Corporate Women Directors International 2010 Report:
Women Board Directors of the 2009 Fortune Global 200


Key Findings

• Good news: Over three-quarters (77.5%) of the 200 largest companies in the world, as ranked by Fortune in 2009, have at least one woman director on their board.
• Good news: For the first time in the three CWDI reports on women board directors of the Fortune Global 200, the number of companies with two women board members is higher (58) than the number of companies with only one woman director (51). Fifteen companies had four or more board seats held by women.
• Bad news: Conversely, 45 of the largest 200 companies in the world still do not have a single woman on their Board of Directors -- the same number of companies as in the 2007 CWDI Report on Women Board Directors of Fortune Global 200 Companies.

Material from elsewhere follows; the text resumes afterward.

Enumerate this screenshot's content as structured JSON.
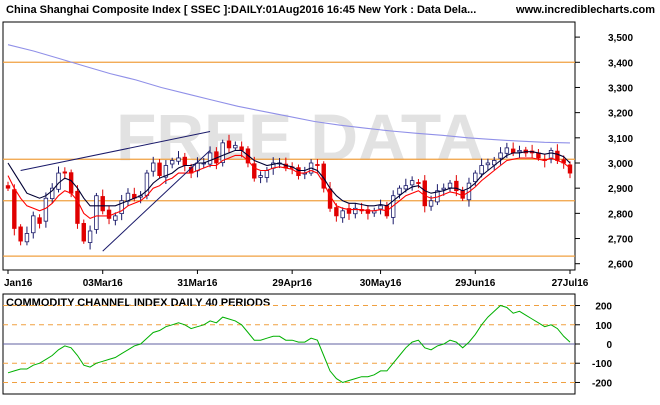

• Bad news: The total percentage of women board members globally continued to increase at a glacial pace. The percentage of board seats held by women from 2006-2009 increased by only 1% to 12.2% from 11.2% in 2007. This means that men still hold 87.8% of all board appointments to the 200 largest companies in the world.
• Part of the reason for the seeming status quo in women’s accession to board seats is the changed composition of the Fortune listing. There are new countries represented – Taiwan, Thailand, Turkey and Saudi Arabia, which traditionally do not have significant numbers of women in leadership roles.
• In addition, Asian companies comprise the majority of companies with no women directors. Twenty-nine (29) of the 45 companies with no women on the boards, or 64.4%, are from Asia.
• Among the world’s largest companies, the U.S. continues to be the pacesetter in appointing women to board seats. 19.5% of all board directors of U.S. companies in the study are women. This marks a 1.9% increase from the 2007 CWDI Report.
Norway’s Statoil company and U.S.-based Kraft Corporation lead CWDI’s “Top Ten” list of companies with the highest percentage of women directors with 40% of board seats in each company held by women.  U.S. companies dominate this “Top Ten” listing. China places one company for the first time in the Top Ten with China Construction Bank at 28.6%. All five companies with women CEOs in the Fortune Global 200 are included in the Top Ten listing.
• The country which leads Europe and has the second highest percentage overall is the Netherlands with 15.9% women’s representation on the boards of the eight companies in this listing.  In five years, the Netherlands increased its percentage of women directors from 8.6% to 15.9%. Switzerland ranks third with 14.3% women directors on the boards of its five companies in the study, raising their percentage of women directors in its largest companies from 7.7% to 11.2%. Lastly, France saw a similar increase of female representation on its large company boards from 3.6% to 11.2%.
• These increases in the Netherlands, Switzerland and France are due in part to greater advocacy, research and attention to the issue of women on boards. Both the Netherlands and France have passed laws mandating quotas for women directors in their respective countries similar to that of Norway’s. Spain has also enacted a quota law requiring 50% of board seats to be allocated for women.
• All countries which had at least five companies in the Fortune Global 200 in 2009 increased their percentage of women directors with one exception -- the United Kingdom. The U.K. saw a drop in the percentage of women board directors in the companies included in the Fortune listing from 13.9% to 10.6%.
• Among Fortune’s current listing of the 200 largest companies in the world, the Food Consumer Products industry had the highest representation of women directors in an industry comparison -- 27.1% of board seats in the companies in this field being female.